I CARE – – News – Internet Centre Anti Racism Europe – 23/11/2017- At the United Nations Regional Meeting on the International Decade for People of African Descent today and tomorrow, the European Network Against Racism (ENAR) calls on EU Member States to finally take action to combat Afrophobia – the specific racism people of African descent face – in their respective countries. There are an estimated 15 million people of African descent and Black Europeans in Europe and they are particularly affected by racism and discrimination in employment, education, housing, and other areas. In the United Kingdom, applicants with an African sounding surname need to send twice as many job applications as those with a White British sounding name to get an interview. Black people are also particularly exposed to racist violence, as well as discriminatory policing and ethnic profiling. In Sweden, 17% of hate crimes targeted Black people in 2014 (1,075 in total). In Paris, France, people perceived as ‘Black’ were overall six times more likely to be stopped by police than White people.

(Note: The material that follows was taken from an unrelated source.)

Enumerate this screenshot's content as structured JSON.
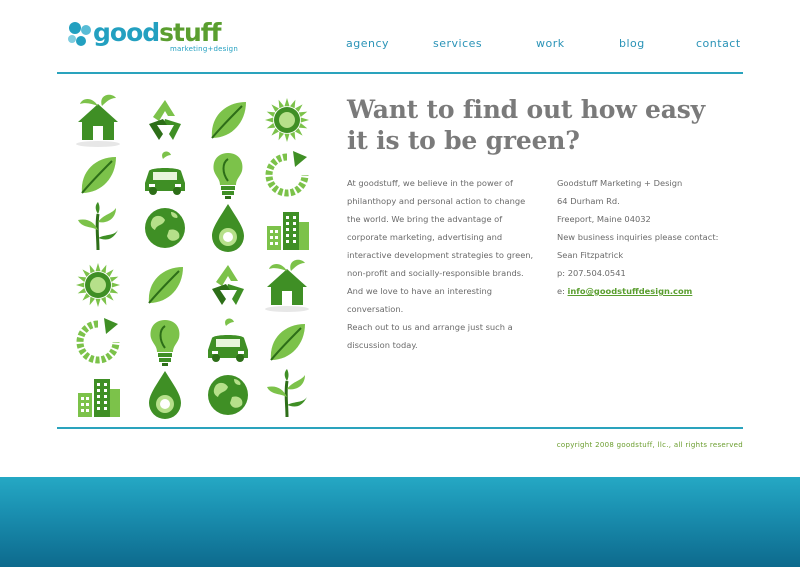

In addition, 2017 has seen numerous cases of police violence against Black people. Rashan Charles died in July after being restrained by the police in the UK. In February, Theo Luhaka endured a violent arrest including sexual abuse at the hands of the police in France. In Germany, new evidence has emerged in the case of Oury Jalloh, a man who burned alive in custody in January 2005, contradicting police accounts that he set himself on fire in the police cell. For all of these cases the authorities placed the blame on the victims, who have still not seen justice. EU migration policies are also having consequences on people of African descent. The European Union agreement with Libya is for instance resulting in trapping migrants in asylum processing centres in Libya, despite knowledge of the ongoing enslavement and torture of Black people in Libya.